Associate Professors of Music Jonathan Hallstrom and Steven Nuss approached Coulter, who was interested in the Ballet Russes for their attempt to “create a new aesthetic that wasn’t romantic ballet, opera, theater; they were trying to create a new discipline” through integrating elements of theater (choreography, music, design etc). Coulter described L’Historie du Soldat as “the exemplar of that experimentation…but still somewhat enigmatic in critic’s eyes, in terms of genre.”
L’Historie du Soldat was created for two actors, one dancer, one narrator and a septet of instrumentalists. Stravinsky returned to Russian folklore for source material, and the story tells a quasi-Faustian tale about a soldier returning home and making a bargain with the Devil. It combines narrative with music and dance.
Colby’s production, in its own way, also aims to capture the experimental yet unified aesthetic of the Ballet Russes’ initial staging.
The department is employing two professional actors and one professional dancer for the parts of the soldier, the Devil and the princess. The two actors Joseph Kolbow and Johnnie Niel are trained as clowns, studying clowning in Paris and performing internationally.

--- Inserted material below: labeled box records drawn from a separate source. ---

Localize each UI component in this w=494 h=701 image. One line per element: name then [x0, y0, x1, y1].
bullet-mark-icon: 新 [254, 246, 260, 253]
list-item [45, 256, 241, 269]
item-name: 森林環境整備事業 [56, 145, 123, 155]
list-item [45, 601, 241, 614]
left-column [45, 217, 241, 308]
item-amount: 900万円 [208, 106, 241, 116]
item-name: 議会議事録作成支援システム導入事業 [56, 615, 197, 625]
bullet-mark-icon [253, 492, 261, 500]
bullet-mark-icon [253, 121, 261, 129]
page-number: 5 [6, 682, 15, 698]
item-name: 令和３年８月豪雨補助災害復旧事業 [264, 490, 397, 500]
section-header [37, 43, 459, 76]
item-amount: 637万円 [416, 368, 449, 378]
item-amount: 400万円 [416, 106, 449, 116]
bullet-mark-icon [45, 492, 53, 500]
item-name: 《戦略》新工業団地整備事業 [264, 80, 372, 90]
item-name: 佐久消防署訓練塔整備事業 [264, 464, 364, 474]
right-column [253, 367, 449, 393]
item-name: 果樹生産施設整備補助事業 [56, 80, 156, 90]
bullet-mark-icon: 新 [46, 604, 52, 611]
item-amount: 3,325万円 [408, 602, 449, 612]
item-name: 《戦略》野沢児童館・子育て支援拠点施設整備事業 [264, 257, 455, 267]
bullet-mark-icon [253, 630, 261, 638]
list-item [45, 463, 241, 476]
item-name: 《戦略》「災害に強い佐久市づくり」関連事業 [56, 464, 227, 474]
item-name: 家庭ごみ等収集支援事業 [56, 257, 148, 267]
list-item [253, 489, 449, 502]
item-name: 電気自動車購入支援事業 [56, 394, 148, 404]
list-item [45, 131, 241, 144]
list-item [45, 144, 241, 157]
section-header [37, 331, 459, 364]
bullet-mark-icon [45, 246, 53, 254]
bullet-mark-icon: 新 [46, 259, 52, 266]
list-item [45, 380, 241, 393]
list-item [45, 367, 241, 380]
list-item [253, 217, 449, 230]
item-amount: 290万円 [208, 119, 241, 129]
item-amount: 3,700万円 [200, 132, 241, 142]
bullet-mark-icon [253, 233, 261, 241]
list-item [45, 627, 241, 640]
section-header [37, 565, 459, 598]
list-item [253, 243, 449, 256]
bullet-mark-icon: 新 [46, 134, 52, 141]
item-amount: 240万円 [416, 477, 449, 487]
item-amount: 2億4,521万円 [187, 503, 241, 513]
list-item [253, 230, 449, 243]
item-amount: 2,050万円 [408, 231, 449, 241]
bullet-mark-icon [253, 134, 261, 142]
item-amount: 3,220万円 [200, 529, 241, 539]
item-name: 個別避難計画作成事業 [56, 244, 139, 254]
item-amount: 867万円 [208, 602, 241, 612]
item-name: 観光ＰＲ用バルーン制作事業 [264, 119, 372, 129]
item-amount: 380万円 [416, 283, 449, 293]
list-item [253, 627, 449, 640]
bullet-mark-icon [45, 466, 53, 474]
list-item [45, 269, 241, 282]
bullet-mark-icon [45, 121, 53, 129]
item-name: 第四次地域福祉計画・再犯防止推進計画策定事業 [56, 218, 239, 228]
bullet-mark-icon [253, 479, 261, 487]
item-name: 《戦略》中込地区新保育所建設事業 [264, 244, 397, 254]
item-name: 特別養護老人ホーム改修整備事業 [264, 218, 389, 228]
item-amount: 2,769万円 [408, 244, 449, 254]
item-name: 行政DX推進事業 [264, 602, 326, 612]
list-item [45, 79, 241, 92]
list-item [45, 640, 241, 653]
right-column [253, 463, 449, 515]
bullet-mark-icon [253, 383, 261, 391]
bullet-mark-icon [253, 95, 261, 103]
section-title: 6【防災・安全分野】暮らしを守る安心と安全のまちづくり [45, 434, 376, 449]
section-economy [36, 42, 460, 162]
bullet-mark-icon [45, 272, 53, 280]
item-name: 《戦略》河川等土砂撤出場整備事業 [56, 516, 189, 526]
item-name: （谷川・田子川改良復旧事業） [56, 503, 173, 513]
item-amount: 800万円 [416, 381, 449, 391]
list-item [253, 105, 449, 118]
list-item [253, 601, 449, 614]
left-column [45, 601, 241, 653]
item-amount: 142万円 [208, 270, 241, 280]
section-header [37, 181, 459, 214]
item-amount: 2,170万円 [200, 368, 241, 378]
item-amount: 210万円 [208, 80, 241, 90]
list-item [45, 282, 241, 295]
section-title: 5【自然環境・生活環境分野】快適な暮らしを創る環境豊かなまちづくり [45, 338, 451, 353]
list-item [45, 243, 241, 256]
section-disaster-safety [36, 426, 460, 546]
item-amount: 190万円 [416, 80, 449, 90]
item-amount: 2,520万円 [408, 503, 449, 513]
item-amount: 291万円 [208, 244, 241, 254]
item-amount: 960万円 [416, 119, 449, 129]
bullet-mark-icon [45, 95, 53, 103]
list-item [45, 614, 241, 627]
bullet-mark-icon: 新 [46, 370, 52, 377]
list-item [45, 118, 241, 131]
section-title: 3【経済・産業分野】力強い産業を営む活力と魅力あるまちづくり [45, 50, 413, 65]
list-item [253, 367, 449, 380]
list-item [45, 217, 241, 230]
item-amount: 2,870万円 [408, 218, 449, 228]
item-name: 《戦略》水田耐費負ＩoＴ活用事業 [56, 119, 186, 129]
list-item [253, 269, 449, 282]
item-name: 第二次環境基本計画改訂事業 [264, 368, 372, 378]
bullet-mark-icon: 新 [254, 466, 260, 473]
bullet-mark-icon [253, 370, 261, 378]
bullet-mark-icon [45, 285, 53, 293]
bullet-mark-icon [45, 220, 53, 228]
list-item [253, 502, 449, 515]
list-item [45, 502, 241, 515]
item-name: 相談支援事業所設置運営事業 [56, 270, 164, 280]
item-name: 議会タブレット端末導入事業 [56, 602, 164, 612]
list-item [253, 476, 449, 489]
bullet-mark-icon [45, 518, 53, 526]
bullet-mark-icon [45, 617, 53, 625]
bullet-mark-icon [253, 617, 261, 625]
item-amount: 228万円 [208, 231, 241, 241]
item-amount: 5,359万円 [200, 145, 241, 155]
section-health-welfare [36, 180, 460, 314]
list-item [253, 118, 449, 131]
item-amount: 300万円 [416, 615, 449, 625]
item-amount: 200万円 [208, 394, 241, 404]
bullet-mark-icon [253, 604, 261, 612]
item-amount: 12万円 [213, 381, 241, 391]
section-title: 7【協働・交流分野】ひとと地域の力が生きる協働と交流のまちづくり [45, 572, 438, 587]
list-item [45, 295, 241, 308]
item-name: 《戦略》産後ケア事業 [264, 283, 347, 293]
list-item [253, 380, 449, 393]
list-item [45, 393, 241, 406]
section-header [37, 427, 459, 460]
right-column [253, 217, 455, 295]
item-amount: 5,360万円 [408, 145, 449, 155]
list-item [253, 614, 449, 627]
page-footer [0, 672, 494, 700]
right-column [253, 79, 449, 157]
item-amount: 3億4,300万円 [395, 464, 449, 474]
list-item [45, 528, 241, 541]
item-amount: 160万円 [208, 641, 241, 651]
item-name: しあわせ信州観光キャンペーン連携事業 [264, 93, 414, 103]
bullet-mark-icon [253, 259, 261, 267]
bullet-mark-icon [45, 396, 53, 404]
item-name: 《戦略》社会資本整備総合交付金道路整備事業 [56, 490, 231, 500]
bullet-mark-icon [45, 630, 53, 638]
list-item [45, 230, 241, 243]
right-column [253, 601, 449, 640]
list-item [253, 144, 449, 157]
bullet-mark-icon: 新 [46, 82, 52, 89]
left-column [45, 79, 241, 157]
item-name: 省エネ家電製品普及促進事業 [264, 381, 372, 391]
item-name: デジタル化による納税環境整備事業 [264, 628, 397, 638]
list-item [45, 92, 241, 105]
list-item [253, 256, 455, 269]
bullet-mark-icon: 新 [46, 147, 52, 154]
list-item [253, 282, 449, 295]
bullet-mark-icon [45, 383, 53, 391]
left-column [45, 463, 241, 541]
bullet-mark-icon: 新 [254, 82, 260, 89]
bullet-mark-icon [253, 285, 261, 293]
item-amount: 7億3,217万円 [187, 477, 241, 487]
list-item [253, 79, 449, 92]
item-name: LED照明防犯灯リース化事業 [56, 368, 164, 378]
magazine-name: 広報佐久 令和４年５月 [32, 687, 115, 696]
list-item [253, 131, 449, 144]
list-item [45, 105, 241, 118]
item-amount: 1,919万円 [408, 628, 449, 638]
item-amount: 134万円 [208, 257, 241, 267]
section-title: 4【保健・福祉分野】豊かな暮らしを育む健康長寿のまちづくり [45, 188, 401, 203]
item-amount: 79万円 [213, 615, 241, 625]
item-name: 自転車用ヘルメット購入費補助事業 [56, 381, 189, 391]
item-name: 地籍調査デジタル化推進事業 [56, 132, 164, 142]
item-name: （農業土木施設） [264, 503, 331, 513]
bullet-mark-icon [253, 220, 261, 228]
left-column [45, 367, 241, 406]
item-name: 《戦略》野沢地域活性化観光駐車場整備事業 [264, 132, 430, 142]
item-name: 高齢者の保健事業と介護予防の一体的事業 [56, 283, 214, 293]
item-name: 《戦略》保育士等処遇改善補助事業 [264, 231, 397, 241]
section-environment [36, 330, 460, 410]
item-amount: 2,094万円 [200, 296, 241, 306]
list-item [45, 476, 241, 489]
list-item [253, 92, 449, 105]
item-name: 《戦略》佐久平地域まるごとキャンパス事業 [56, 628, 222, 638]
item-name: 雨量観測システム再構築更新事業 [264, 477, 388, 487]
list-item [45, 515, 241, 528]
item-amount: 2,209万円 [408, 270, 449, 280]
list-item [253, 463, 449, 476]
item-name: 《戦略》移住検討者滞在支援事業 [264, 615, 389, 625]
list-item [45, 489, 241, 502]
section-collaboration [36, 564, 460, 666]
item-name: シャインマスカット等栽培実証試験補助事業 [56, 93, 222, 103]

Coulter credits clowning for producing a heightened sense of physicality and an actor’s awareness of his or her own body. This allows for an openness to play and improvisation, making the rehearsal process dynamic and rich.
Collaboration and improvisation were key elements, as opposed to rigid structure, in Coulter’s conception of L’Historie du Soldat. Even the choreography was a collaborative process between
Coulter and the dancer, Sara Mulry. “There will be elements familiar to a ballet aesthetic but [the choreography] is kind of a hybrid,” Coulter said. “When we were creating the movement, we were just playing.”
While the elements of play and spontaneity are found in the dance and dramatic action, the music is much more disciplined. It is incredibly difficult to play (Coulter describes it as “mixed meter beyond imagination”), requiring a high degree of technical proficiency, which the College’s music associates have in ample measure.
Although modern art music can be scary to approach, Coulter stresses that L’Historie du Soldat, despite its composer’s canonic credentials and the Ballet Russes’ position in aesthetic history, is totally accessible. It is a fairy tale, the music (despite its rigor) is fun to listen to, and the dancing will be engaging.
L’Historie du Soldat will have only one show this Saturday March 12 at 7:30 p.m. in Strider Theater. Tickets are free and available on a first come first served basis, so be sure to come early.